Francisco Felix, who has hepatitis C, could have received the liver transplant he needs last week, when a dying family friend offered to donate her liver. But state budget cuts to Medicaid meant Arizona would no longer help pay for a transplant for the 32-year-old father of four. So when his family couldn't come up with $200,000 in time, the liver went to someone else.
"The liver is gone because we don't have the money. That's why we lost this opportunity. But we have hope that something good is going to come," Flor Felix, Francisco's wife, told KSAZ/Fox10.
The cuts, approved earlier this year by the Arizona legislature and Republican Gov.
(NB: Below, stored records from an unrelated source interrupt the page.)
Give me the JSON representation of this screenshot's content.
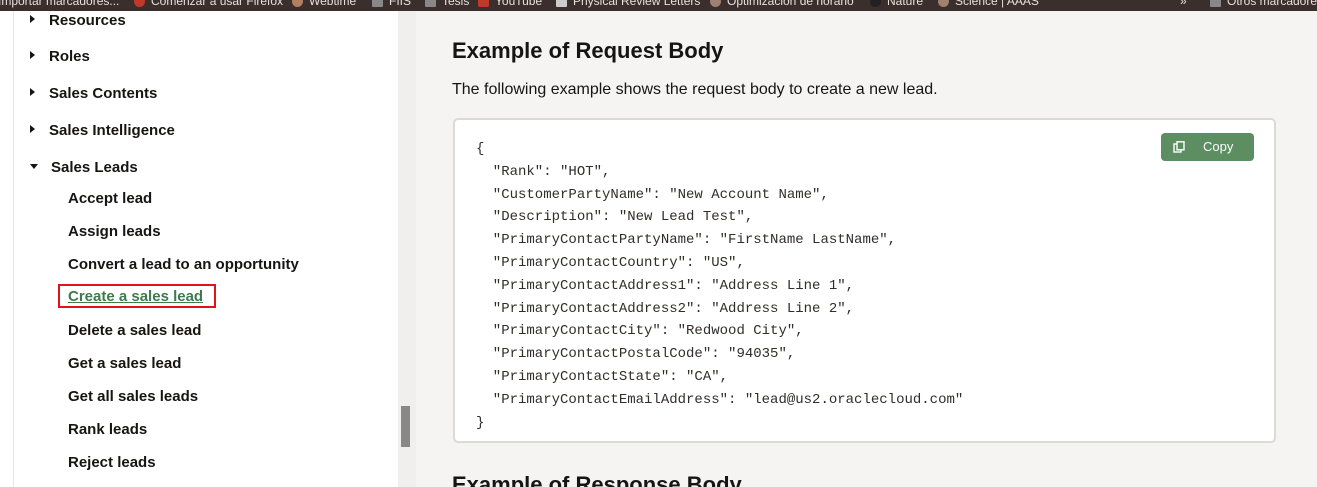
{
  "bookmarks": [
    {
      "label": "Importar marcadores..."
    },
    {
      "label": "Comenzar a usar Firefox"
    },
    {
      "label": "Webtime"
    },
    {
      "label": "FIIS"
    },
    {
      "label": "Tesis"
    },
    {
      "label": "YouTube"
    },
    {
      "label": "Physical Review Letters"
    },
    {
      "label": "Optimización de horario"
    },
    {
      "label": "Nature"
    },
    {
      "label": "Science | AAAS"
    },
    {
      "label": "Otros marcadores"
    }
  ],
  "sidebar": {
    "sections": [
      {
        "label": "Resources",
        "expanded": false
      },
      {
        "label": "Roles",
        "expanded": false
      },
      {
        "label": "Sales Contents",
        "expanded": false
      },
      {
        "label": "Sales Intelligence",
        "expanded": false
      },
      {
        "label": "Sales Leads",
        "expanded": true
      }
    ],
    "items": [
      {
        "label": "Accept lead"
      },
      {
        "label": "Assign leads"
      },
      {
        "label": "Convert a lead to an opportunity"
      },
      {
        "label": "Create a sales lead",
        "active": true
      },
      {
        "label": "Delete a sales lead"
      },
      {
        "label": "Get a sales lead"
      },
      {
        "label": "Get all sales leads"
      },
      {
        "label": "Rank leads"
      },
      {
        "label": "Reject leads"
      }
    ]
  },
  "main": {
    "heading": "Example of Request Body",
    "description": "The following example shows the request body to create a new lead.",
    "code": "{\n  \"Rank\": \"HOT\",\n  \"CustomerPartyName\": \"New Account Name\",\n  \"Description\": \"New Lead Test\",\n  \"PrimaryContactPartyName\": \"FirstName LastName\",\n  \"PrimaryContactCountry\": \"US\",\n  \"PrimaryContactAddress1\": \"Address Line 1\",\n  \"PrimaryContactAddress2\": \"Address Line 2\",\n  \"PrimaryContactCity\": \"Redwood City\",\n  \"PrimaryContactPostalCode\": \"94035\",\n  \"PrimaryContactState\": \"CA\",\n  \"PrimaryContactEmailAddress\": \"lead@us2.oraclecloud.com\"\n}",
    "copy_label": "Copy",
    "next_heading": "Example of Response Body"
  },
  "colors": {
    "accent": "#5c8e61",
    "active_link": "#3f7b4a",
    "highlight": "#e0121a"
  }
}
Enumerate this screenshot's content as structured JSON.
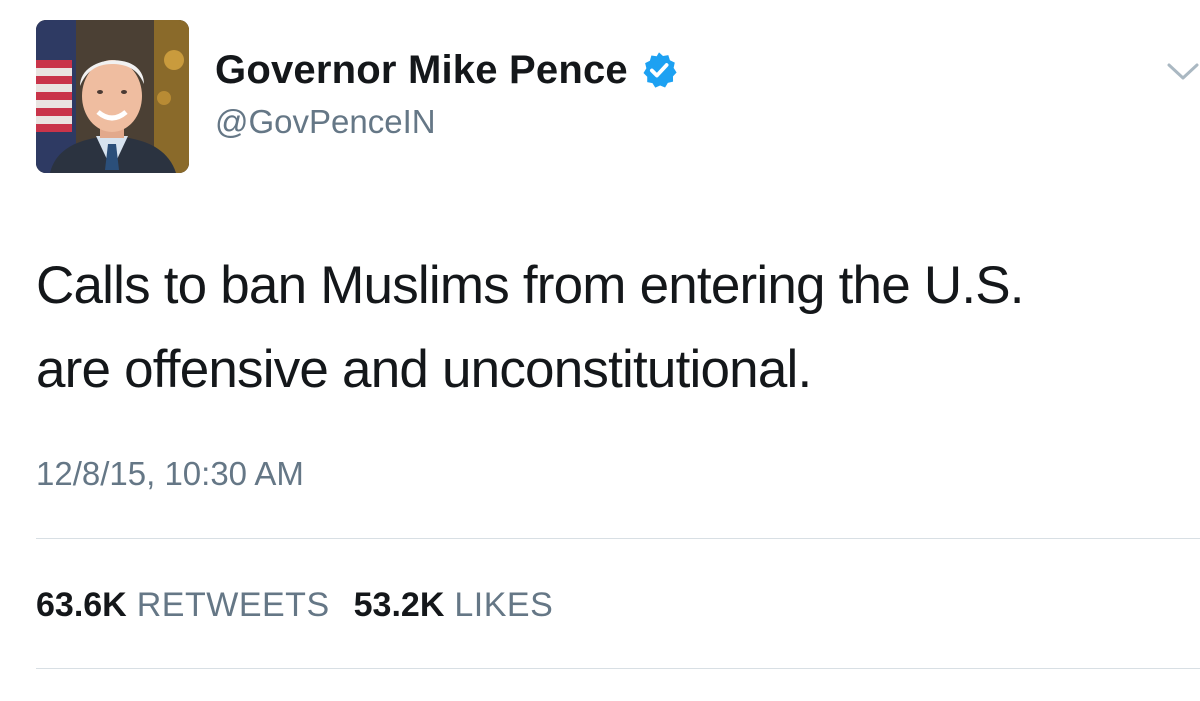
{
  "tweet": {
    "author": {
      "display_name": "Governor Mike Pence",
      "handle": "@GovPenceIN",
      "verified": true,
      "avatar_icon": "profile-photo"
    },
    "text_lines": [
      "Calls to ban Muslims from entering the U.S.",
      "are offensive and unconstitutional."
    ],
    "timestamp": "12/8/15, 10:30 AM",
    "stats": {
      "retweets_count": "63.6K",
      "retweets_label": "RETWEETS",
      "likes_count": "53.2K",
      "likes_label": "LIKES"
    },
    "menu_icon": "chevron-down-icon"
  },
  "colors": {
    "text_primary": "#14171a",
    "text_secondary": "#657786",
    "verified_blue": "#1da1f2",
    "divider": "#d8dfe4"
  }
}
Jan Brewer, went into effect Oct. 1. The reductions mean low-income patients will no longer receive lung transplants, liver transplants for hepatitis C patients or certain bone marrow transplants unless they fund the procedures themselves. The new policy is saving the state about $4.5 million per year, according to The New York Times.
But many say the human cost of the slashed funding is far higher. According to the Times, about 100 sick people are affected by the cuts. "Something needs to be done," University of Arizona transplant specialist Dr. Emmanuel Katsanis told the Times. "There's no doubt that people aren't going to make it because of this decision. What do you tell someone? You need a transplant but you have to raise the money?"
The death of Mark Price, a 38-year-old father of six, has only amplified anger over the cuts. Price made headlines in Arizona last month when the state refused to pay for his bone marrow transplant. Although an anonymous donor later pledged the $250,000 for the procedure, Price died over the weekend of complications from chemotherapy.
Sponsored Links
Price's physician, Dr. Jeffrey Schriber, told the Arizona Republic that Price's death wasn't related to the budget cuts because his body was too weak to undergo surgery. But critics of the policy say it's only a matter of time before a sick patient dies because he or she can't afford a transplant. The uproar has lawmakers pointing the finger at one another. "We made it very clear at the time of the vote that this was a death sentence," state Sen. Leah Landrum Taylor, a Democrat, told the Times. "This is not a luxury item. We're not talking about cosmetic surgery."
Brewer said her heart went out to the Price family but called the cuts necessary. "The bottom line is the state only has so much money and we can only provide so much optional types of care and those were one of the options that we had taken liberty to discard, to dismiss," she said Nov. 19, according to The Associated Press. Some Republican lawmakers, however, have hinted that the legislature may take a second look at the issue.